What does Strehl really mean? A theoretically perfect Strehl of 1.00 means that ~84% of the available light is placed into the Airy disk with the remaining ~16% of the light placed into the diffraction rings. The more common .950 Strehl means that 95% of the ~84% of the light is placed into the Airy disk with the rest going into the rings. A barely diffraction limited telescope with a Strehl of .80 means only 80% of the available ~84% of the light goes into the Airy disk
For me, for a Strehl value to be meaningful the overarching point is that it must be generated by an honest-to-goodness interferometer and data reduction software. You may come across official looking test reports (mostly accompanying mirrors) that use the term "Calculated Strehl". This is a tip-off letting me know that the data comes from some qualitative test method (like Foucault or star test) and not an interferometer. Some other important things to know:
(1) Wavelength the optic was tested.
(2) Experience of the operator
(3) How many data points were used - this ranges from under 100 to many thousands
(4) Did the results "jive" with other test methods used. Very important. Multiple test methods should agree if any one method is to be deemed accurate.

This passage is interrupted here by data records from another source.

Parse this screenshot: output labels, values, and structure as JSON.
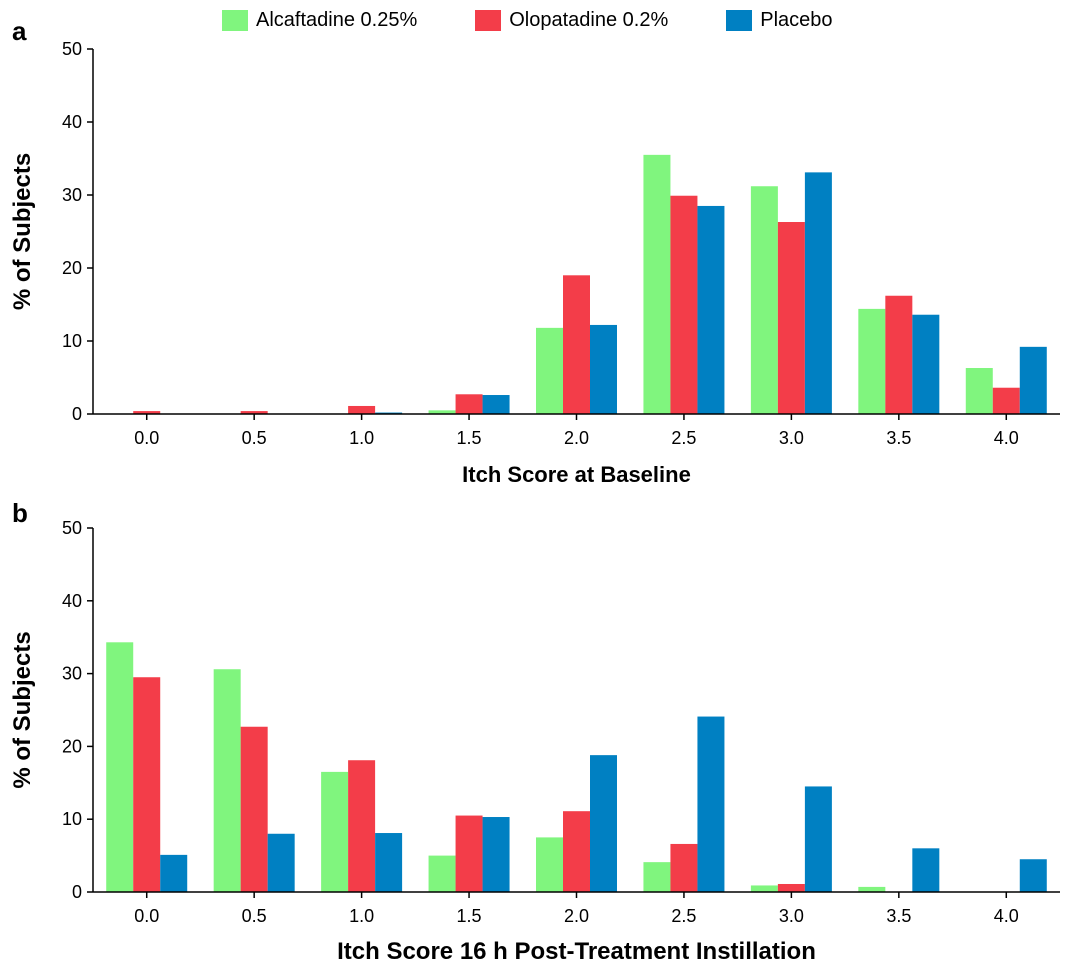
{
  "legend": {
    "items": [
      {
        "label": "Alcaftadine 0.25%",
        "color": "#80f57e"
      },
      {
        "label": "Olopatadine 0.2%",
        "color": "#f33d49"
      },
      {
        "label": "Placebo",
        "color": "#0080c2"
      }
    ]
  },
  "chart_data": [
    {
      "type": "bar",
      "panel": "a",
      "xlabel": "Itch Score at Baseline",
      "ylabel": "% of Subjects",
      "ylim": [
        0,
        50
      ],
      "yticks": [
        0,
        10,
        20,
        30,
        40,
        50
      ],
      "categories": [
        "0.0",
        "0.5",
        "1.0",
        "1.5",
        "2.0",
        "2.5",
        "3.0",
        "3.5",
        "4.0"
      ],
      "series": [
        {
          "name": "Alcaftadine 0.25%",
          "color": "#80f57e",
          "values": [
            0,
            0,
            0,
            0.5,
            11.8,
            35.5,
            31.2,
            14.4,
            6.3
          ]
        },
        {
          "name": "Olopatadine 0.2%",
          "color": "#f33d49",
          "values": [
            0.4,
            0.4,
            1.1,
            2.7,
            19.0,
            29.9,
            26.3,
            16.2,
            3.6
          ]
        },
        {
          "name": "Placebo",
          "color": "#0080c2",
          "values": [
            0,
            0,
            0.2,
            2.6,
            12.2,
            28.5,
            33.1,
            13.6,
            9.2
          ]
        }
      ],
      "grid": false
    },
    {
      "type": "bar",
      "panel": "b",
      "xlabel": "Itch Score 16 h Post-Treatment Instillation",
      "ylabel": "% of Subjects",
      "ylim": [
        0,
        50
      ],
      "yticks": [
        0,
        10,
        20,
        30,
        40,
        50
      ],
      "categories": [
        "0.0",
        "0.5",
        "1.0",
        "1.5",
        "2.0",
        "2.5",
        "3.0",
        "3.5",
        "4.0"
      ],
      "series": [
        {
          "name": "Alcaftadine 0.25%",
          "color": "#80f57e",
          "values": [
            34.3,
            30.6,
            16.5,
            5.0,
            7.5,
            4.1,
            0.9,
            0.7,
            0
          ]
        },
        {
          "name": "Olopatadine 0.2%",
          "color": "#f33d49",
          "values": [
            29.5,
            22.7,
            18.1,
            10.5,
            11.1,
            6.6,
            1.1,
            0,
            0
          ]
        },
        {
          "name": "Placebo",
          "color": "#0080c2",
          "values": [
            5.1,
            8.0,
            8.1,
            10.3,
            18.8,
            24.1,
            14.5,
            6.0,
            4.5
          ]
        }
      ],
      "grid": false
    }
  ]
}
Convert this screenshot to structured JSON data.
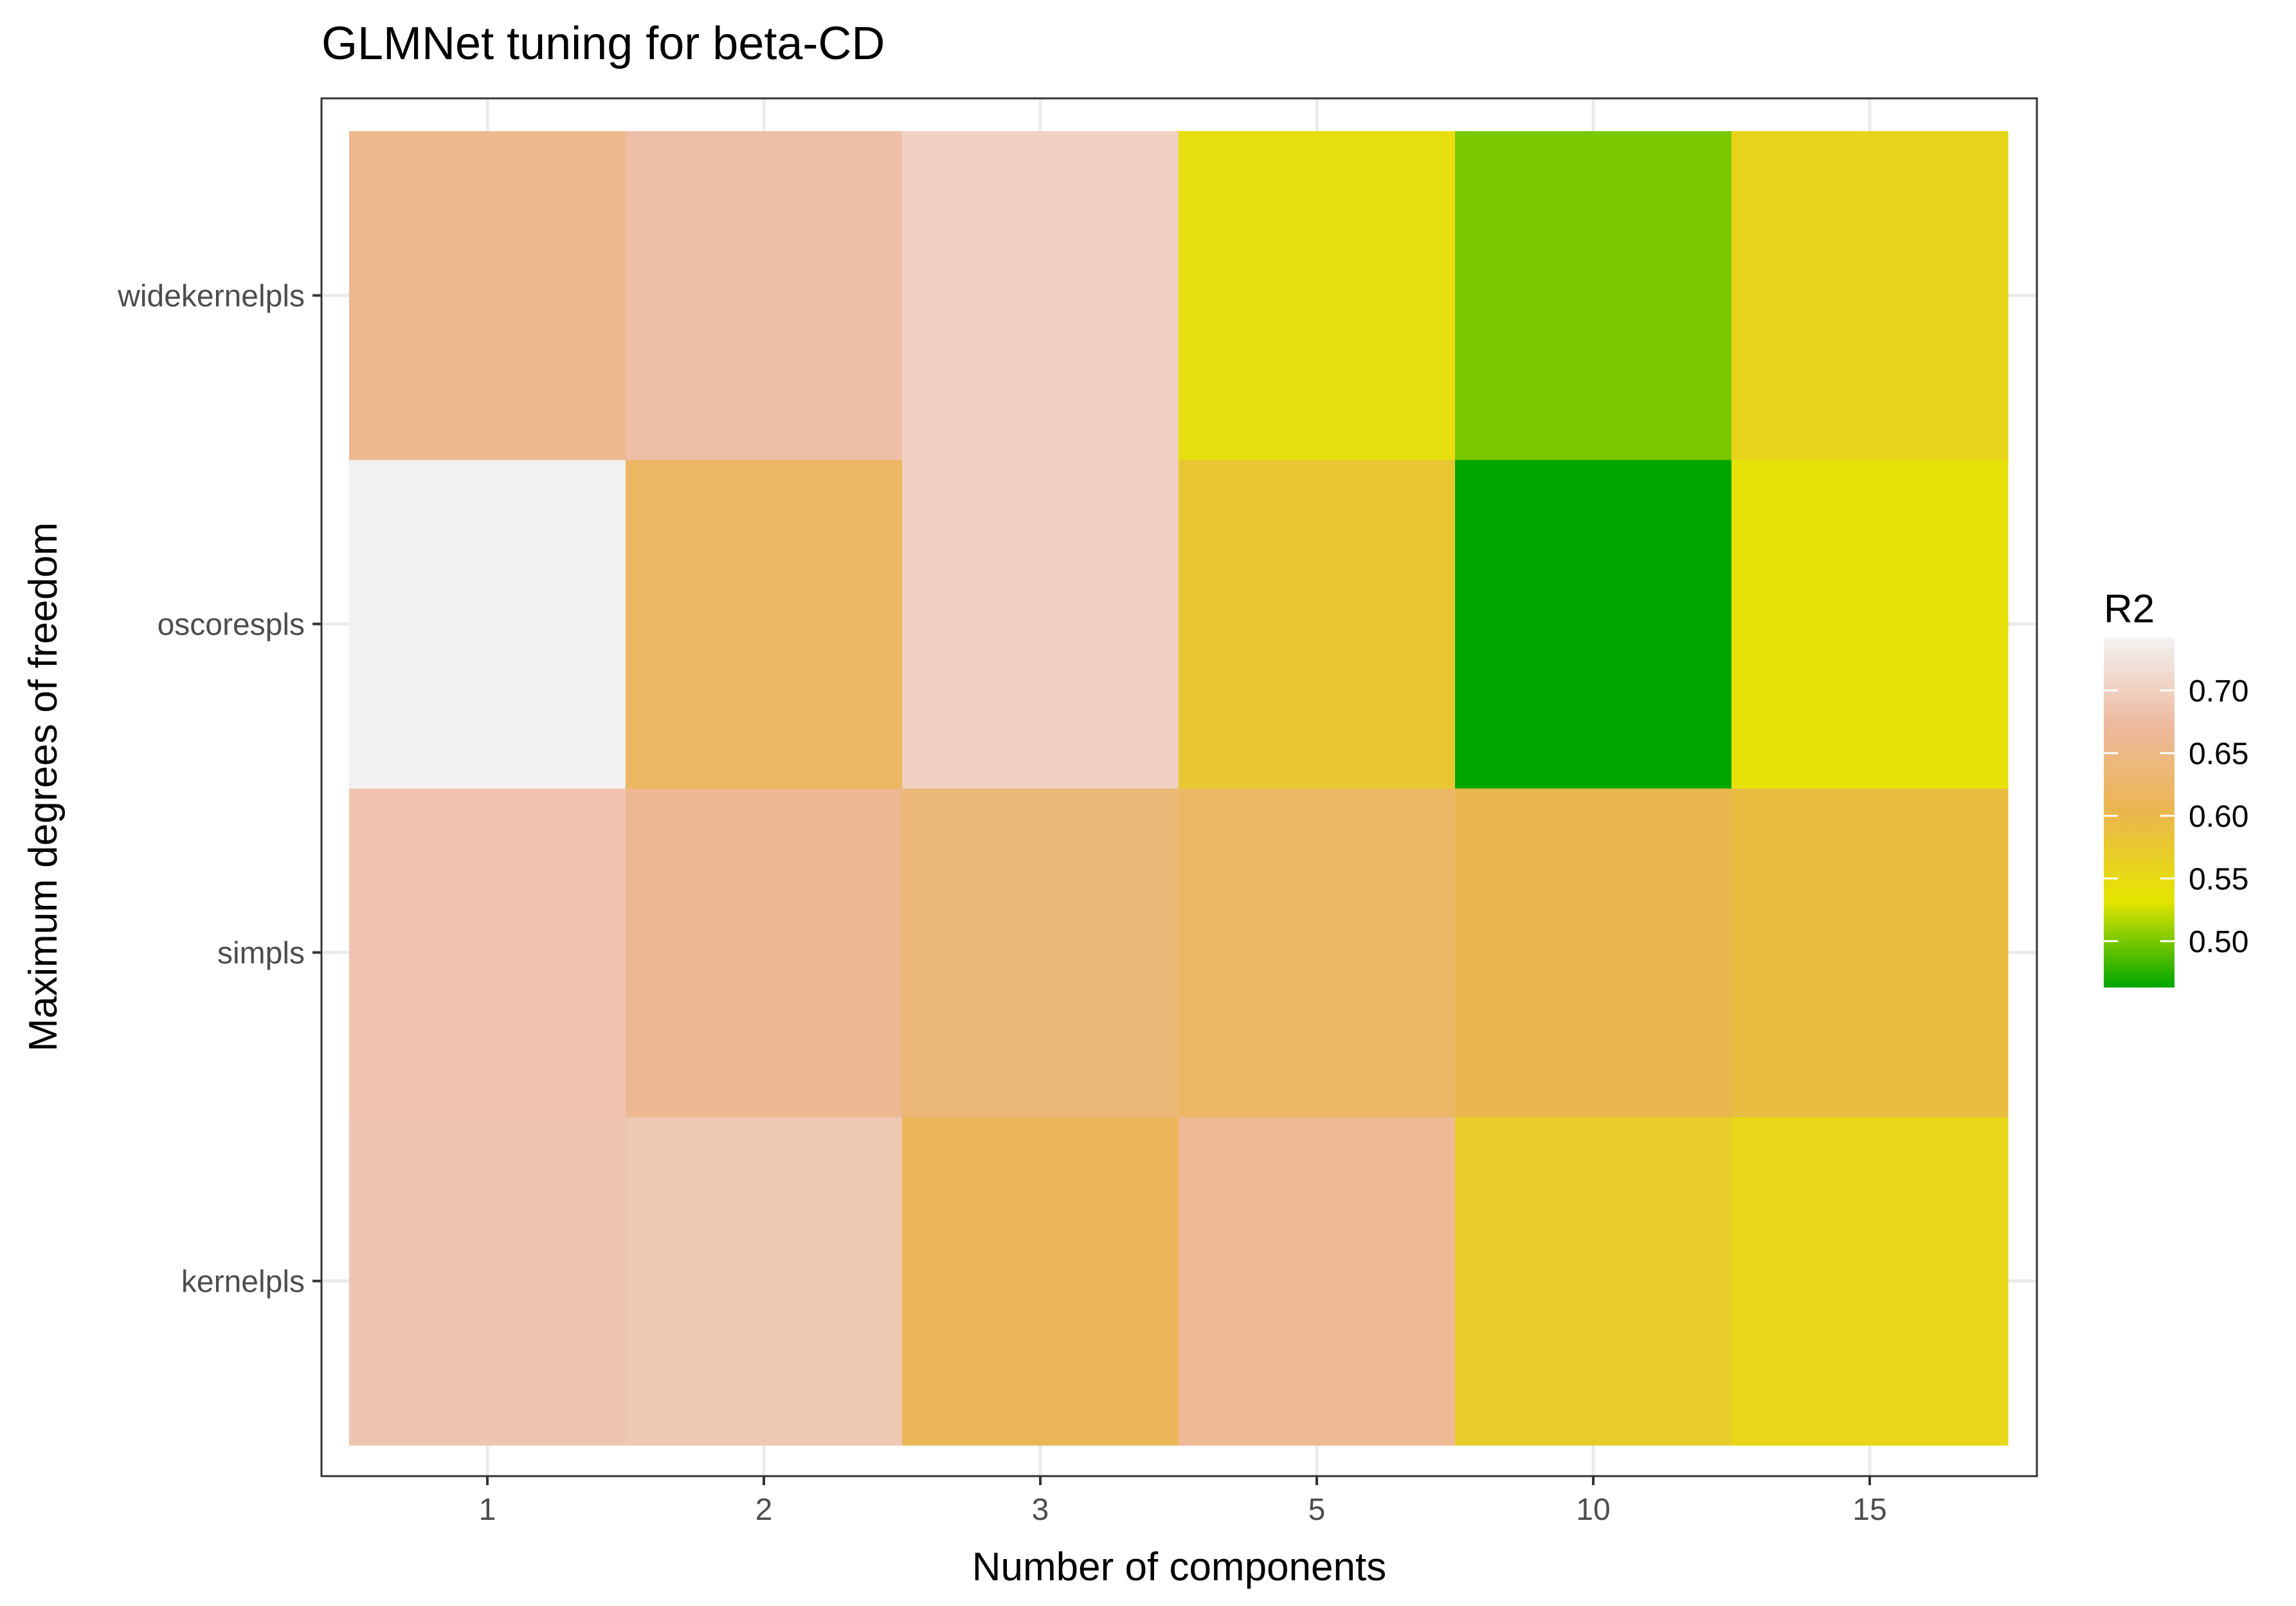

Its important to note that most interferometers use a red laser. This presents a problem for us because most (if not all) our refractors perform best in green light. Red and green come to focus at different points so a Strehl measured in green will not be the same as one measured in red. Red lasers are more common and if the wavelength is not listed assume its red. And, to make matters worse, you cannot simply use algebraic math formulas to scale from red to green when evaluating a lens. This is because of spherochromatic aberration (spherical aberration as a function of wavelength). Mirrors do not suffer from spherochromatism because they do not refract light, so you can scale from red to green using simple math. For mirrors, I have found red lasers to be sufficient and usually do not go to the trouble to scale to green.
You mentioned some other things like surface roughness and glass quality and these are good to know. Over the last couple of years, I have grown fond of the Root Mean Square (RMS) metric. Basically this is an expression of the smoothness of the lens surface and is usually one of the measurements listed on the Interferogram.
Get a telescope from a manufacturer with a long history of excellence. The price will usually hint at the optical quality.
Yes, agree. You often get what you pay for. You will not get what you do not pay for. Learn to test the scope yourself - you don't need an interferometer.
Edited by peleuba, 04 May 2021 - 09:07 AM.